A minimal action handler that opens a local HTTP server serving a `site/`
directory and signals the shell to load it. The actual UX lives in the
`site/` directory; the handler communicates with it via display APIs
and IPC types.

**File layout**

```
src/
  <name>ActionHandler.ts    ← opens/closes view server, handles actions
  ipcTypes.ts               ← shared message types for handler ↔ view IPC
site/
  index.html                ← web view entry point
  ...
```

**Port allocation:** the view server binds on an OS-assigned ephemeral
port (`port: 0`) by default during `updateAgentContext(true)`. The
actual port is registered with the dispatcher via
`context.registerPort("view", port)` for out-of-process discovery
(`discoverPort("<name>", "view")`) and also passed to
`context.setLocalHostPort(port)` so the embedding shell knows which URL
to load. Set the `<NAME>_VIEW_PORT` environment variable to pin the
view to a fixed port when debugging. The view is surfaced in the shell
by returning an `ActivityContext` with `openLocalView: true` from
`executeAction`.

**Manifest flags:** `"localView": true`

**When to choose:** agents that need a rich interactive UI beyond simple text
or markdown output.

**Examples:** `turtle`, `montage`, `markdown`

---

### 9. `command-handler` — Direct Dispatch

Uses a `handlers` map keyed by action name instead of the typed `executeAction`
pipeline. Actions map directly to named handler functions. The pattern is
suited for agents with a small number of well-known, settings-style commands
where the full schema + grammar machinery adds more overhead than value.

```typescript
export function instantiate(): AppAgent {
  return getCommandInterface(handlers);
}

const handlers = {
  setSetting: async (params) => {
    /* ... */
  },
  getSetting: async (params) => {
    /* ... */
  },
};
```

**When to choose:** configuration agents, toggle-style controls, admin tools.
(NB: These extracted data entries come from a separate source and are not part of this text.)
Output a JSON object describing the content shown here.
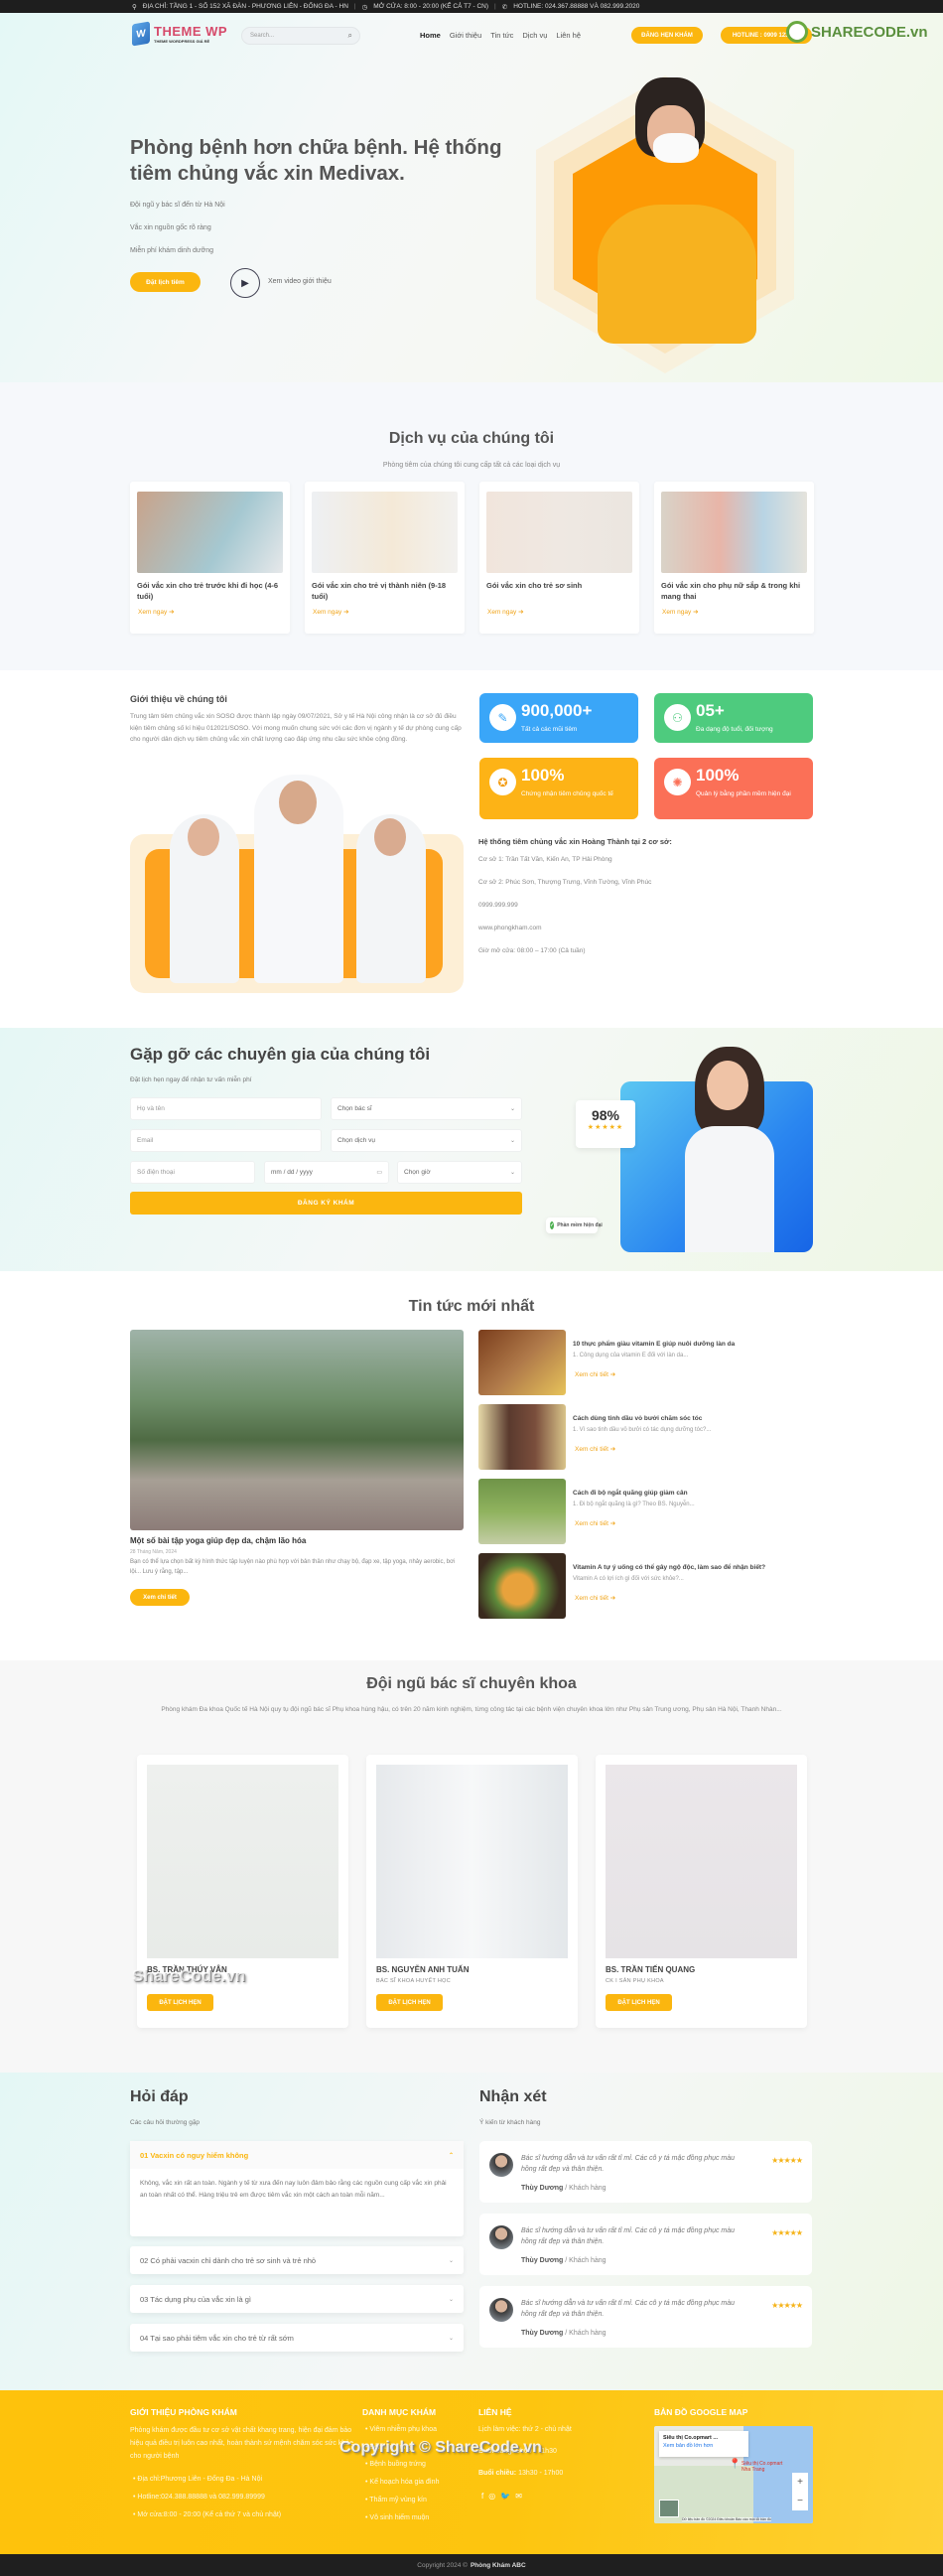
{
  "topbar": {
    "address": "ĐỊA CHỈ: TẦNG 1 - SỐ 152 XÃ ĐÀN - PHƯƠNG LIÊN - ĐỐNG ĐA - HN",
    "hours": "MỞ CỬA: 8:00 - 20:00 (KỂ CẢ T7 - CN)",
    "hotline": "HOTLINE: 024.367.88888 VÀ 082.999.2020"
  },
  "header": {
    "logo_title": "THEME WP",
    "logo_sub": "THEME WORDPRESS GIÁ RẺ",
    "search_placeholder": "Search...",
    "nav": [
      "Home",
      "Giới thiệu",
      "Tin tức",
      "Dịch vụ",
      "Liên hệ"
    ],
    "book_button": "ĐĂNG HẸN KHÁM",
    "hotline_button": "HOTLINE : 0909 123 456",
    "watermark": "SHARECODE.vn"
  },
  "hero": {
    "title": "Phòng bệnh hơn chữa bệnh. Hệ thống tiêm chủng vắc xin Medivax.",
    "features": [
      "Đội ngũ y bác sĩ đến từ Hà Nội",
      "Vắc xin nguồn gốc rõ ràng",
      "Miễn phí khám dinh dưỡng"
    ],
    "cta": "Đặt lịch tiêm",
    "video_label": "Xem video giới thiệu"
  },
  "services": {
    "title": "Dịch vụ của chúng tôi",
    "subtitle": "Phòng tiêm của chúng tôi cung cấp tất cả các loại dịch vụ",
    "items": [
      {
        "title": "Gói vắc xin cho trẻ trước khi đi học (4-6 tuổi)",
        "link": "Xem ngay"
      },
      {
        "title": "Gói vắc xin cho trẻ vị thành niên (9-18 tuổi)",
        "link": "Xem ngay"
      },
      {
        "title": "Gói vắc xin cho trẻ sơ sinh",
        "link": "Xem ngay"
      },
      {
        "title": "Gói vắc xin cho phụ nữ sắp & trong khi mang thai",
        "link": "Xem ngay"
      }
    ]
  },
  "about": {
    "title": "Giới thiệu về chúng tôi",
    "text": "Trung tâm tiêm chủng vắc xin SOSO được thành lập ngày 09/07/2021, Sở y tế Hà Nội công nhận là cơ sở đủ điều kiện tiêm chủng số kí hiệu 012021/SOSO. Với mong muốn chung sức với các đơn vị ngành y tế dự phòng cung cấp cho người dân dịch vụ tiêm chủng vắc xin chất lượng cao đáp ứng nhu cầu sức khỏe cộng đồng.",
    "stats": [
      {
        "number": "900,000+",
        "label": "Tất cả các mũi tiêm",
        "icon": "syringe-icon",
        "color": "#3aa6f8"
      },
      {
        "number": "05+",
        "label": "Đa dạng độ tuổi, đối tượng",
        "icon": "family-icon",
        "color": "#4ecb7e"
      },
      {
        "number": "100%",
        "label": "Chứng nhận tiêm chủng quốc tế",
        "icon": "award-icon",
        "color": "#fdb316"
      },
      {
        "number": "100%",
        "label": "Quản lý bằng phần mềm hiện đại",
        "icon": "lightbulb-icon",
        "color": "#fb7057"
      }
    ],
    "system_title": "Hệ thống tiêm chủng vắc xin Hoàng Thành tại 2 cơ sở:",
    "system_lines": [
      "Cơ sở 1: Trần Tất Văn, Kiến An, TP Hải Phòng",
      "Cơ sở 2: Phúc Sơn, Thượng Trưng, Vĩnh Tường, Vĩnh Phúc",
      "0999.999.999",
      "www.phongkham.com",
      "Giờ mở cửa: 08:00 – 17:00 (Cả tuần)"
    ]
  },
  "experts": {
    "title": "Gặp gỡ các chuyên gia của chúng tôi",
    "subtitle": "Đặt lịch hẹn ngay để nhận tư vấn miễn phí",
    "form": {
      "name_placeholder": "Họ và tên",
      "doctor_select": "Chọn bác sĩ",
      "email_placeholder": "Email",
      "service_select": "Chọn dịch vụ",
      "phone_placeholder": "Số điện thoại",
      "date_placeholder": "mm / dd / yyyy",
      "time_select": "Chọn giờ",
      "submit": "ĐĂNG KÝ KHÁM"
    },
    "rating_percent": "98%",
    "rating_stars": 5,
    "badge": "Phần mềm hiện đại"
  },
  "news": {
    "title": "Tin tức mới nhất",
    "featured": {
      "title": "Một số bài tập yoga giúp đẹp da, chậm lão hóa",
      "date": "28 Tháng Năm, 2024",
      "excerpt": "Bạn có thể lựa chọn bất kỳ hình thức tập luyện nào phù hợp với bản thân như chạy bộ, đạp xe, tập yoga, nhảy aerobic, bơi lội... Lưu ý rằng, tập...",
      "button": "Xem chi tiết"
    },
    "items": [
      {
        "title": "10 thực phẩm giàu vitamin E giúp nuôi dưỡng làn da",
        "excerpt": "1. Công dụng của vitamin E đối với làn da...",
        "link": "Xem chi tiết"
      },
      {
        "title": "Cách dùng tinh dầu vỏ bưởi chăm sóc tóc",
        "excerpt": "1. Vì sao tinh dầu vỏ bưởi có tác dụng dưỡng tóc?...",
        "link": "Xem chi tiết"
      },
      {
        "title": "Cách đi bộ ngắt quãng giúp giảm cân",
        "excerpt": "1. Đi bộ ngắt quãng là gì? Theo BS. Nguyễn...",
        "link": "Xem chi tiết"
      },
      {
        "title": "Vitamin A tự ý uống có thể gây ngộ độc, làm sao để nhận biết?",
        "excerpt": "Vitamin A có lợi ích gì đối với sức khỏe?...",
        "link": "Xem chi tiết"
      }
    ]
  },
  "doctors": {
    "title": "Đội ngũ bác sĩ chuyên khoa",
    "subtitle": "Phòng khám Đa khoa Quốc tế Hà Nội quy tụ đội ngũ bác sĩ Phụ khoa hùng hậu, có trên 20 năm kinh nghiệm, từng công tác tại các bệnh viện chuyên khoa lớn như Phụ sản Trung ương, Phụ sản Hà Nội, Thanh Nhàn...",
    "items": [
      {
        "name": "BS. TRẦN THÚY VÂN",
        "role": "",
        "button": "ĐẶT LỊCH HẸN"
      },
      {
        "name": "BS. NGUYỄN ANH TUẤN",
        "role": "BÁC SĨ KHOA HUYẾT HỌC",
        "button": "ĐẶT LỊCH HẸN"
      },
      {
        "name": "BS. TRẦN TIẾN QUANG",
        "role": "CK I SẢN PHỤ KHOA",
        "button": "ĐẶT LỊCH HẸN"
      }
    ],
    "watermark": "ShareCode.vn"
  },
  "faq": {
    "title": "Hỏi đáp",
    "subtitle": "Các câu hỏi thường gặp",
    "items": [
      {
        "q": "01 Vacxin có nguy hiểm không",
        "a": "Không, vắc xin rất an toàn. Ngành y tế từ xưa đến nay luôn đảm bảo rằng các nguồn cung cấp vắc xin phải an toàn nhất có thể. Hàng triệu trẻ em được tiêm vắc xin một cách an toàn mỗi năm...",
        "open": true
      },
      {
        "q": "02 Có phải vacxin chỉ dành cho trẻ sơ sinh và trẻ nhỏ",
        "open": false
      },
      {
        "q": "03 Tác dụng phụ của vắc xin là gì",
        "open": false
      },
      {
        "q": "04 Tại sao phải tiêm vắc xin cho trẻ từ rất sớm",
        "open": false
      }
    ]
  },
  "reviews": {
    "title": "Nhận xét",
    "subtitle": "Ý kiến từ khách hàng",
    "items": [
      {
        "text": "Bác sĩ hướng dẫn và tư vấn rất tỉ mỉ. Các cô y tá mặc đồng phục màu hồng rất đẹp và thân thiện.",
        "author": "Thùy Dương",
        "role": "Khách hàng",
        "stars": 5
      },
      {
        "text": "Bác sĩ hướng dẫn và tư vấn rất tỉ mỉ. Các cô y tá mặc đồng phục màu hồng rất đẹp và thân thiện.",
        "author": "Thùy Dương",
        "role": "Khách hàng",
        "stars": 5
      },
      {
        "text": "Bác sĩ hướng dẫn và tư vấn rất tỉ mỉ. Các cô y tá mặc đồng phục màu hồng rất đẹp và thân thiện.",
        "author": "Thùy Dương",
        "role": "Khách hàng",
        "stars": 5
      }
    ]
  },
  "footer": {
    "about_title": "GIỚI THIỆU PHÒNG KHÁM",
    "about_text": "Phòng khám được đầu tư cơ sở vật chất khang trang, hiện đại đảm bảo hiệu quả điều trị luôn cao nhất, hoàn thành sứ mệnh chăm sóc sức khỏe cho người bệnh",
    "about_items": [
      "Địa chỉ:Phương Liên - Đống Đa - Hà Nội",
      "Hotline:024.388.88888 và 082.999.89999",
      "Mở cửa:8:00 - 20:00 (Kể cả thứ 7 và chủ nhật)"
    ],
    "category_title": "DANH MỤC KHÁM",
    "categories": [
      "Viêm nhiễm phụ khoa",
      "Bệnh tử cung",
      "Bệnh buồng trứng",
      "Kế hoạch hóa gia đình",
      "Thẩm mỹ vùng kín",
      "Vô sinh hiếm muộn"
    ],
    "contact_title": "LIÊN HỆ",
    "contact_schedule": "Lịch làm việc: thứ 2 - chủ nhật",
    "morning_label": "Buổi sáng:",
    "morning_hours": "8h00 - 11h30",
    "afternoon_label": "Buổi chiều:",
    "afternoon_hours": "13h30 - 17h00",
    "social_icons": [
      "facebook-icon",
      "instagram-icon",
      "twitter-icon",
      "email-icon"
    ],
    "map_title": "BẢN ĐỒ GOOGLE MAP",
    "map_place": "Siêu thị Co.opmart ...",
    "map_link": "Xem bản đồ lớn hơn",
    "map_pin_label": "Siêu thị Co.opmart Nha Trang",
    "map_footer": "Dữ liệu bản đồ ©2024   Điều khoản   Báo cáo một lỗi bản đồ",
    "watermark_copyright": "Copyright © ShareCode.vn",
    "watermark_sharecode": "ShareCode.vn",
    "copyright_prefix": "Copyright 2024 ©",
    "copyright_brand": "Phòng Khám ABC"
  },
  "colors": {
    "accent": "#fbb60f",
    "dark": "#1e1e1e",
    "link": "#f0a419"
  }
}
**Examples:** `settings`, `test`

---

## Choosing a pattern

```
Does the agent need to stream text from an LLM?
  └─ Yes → llm-streaming

Does the agent automate an app with its own JS/TS runtime?
  └─ Yes → websocket-bridge

Does the agent span a multi-step, human-gated workflow?
  └─ Yes → state-machine

Is the API surface too large for one schema?
  └─ Yes → sub-agent-orchestrator

Does the agent need a rich interactive UI?
  └─ Yes → view-ui

Does the agent call an authenticated cloud API?
  └─ Yes → external-api

Does the agent invoke OS/device APIs directly?
  └─ Yes → native-platform

Does the agent have only a handful of well-known commands?
  └─ Yes → command-handler

Otherwise → schema-grammar (default)
```

## Scaffolding

The onboarding agent's scaffolder can generate boilerplate for any pattern:

```
scaffold the <name> agent using the <pattern> pattern
```

Or use `list agent patterns` at runtime for the full table. See
`packages/agents/onboarding/` for details.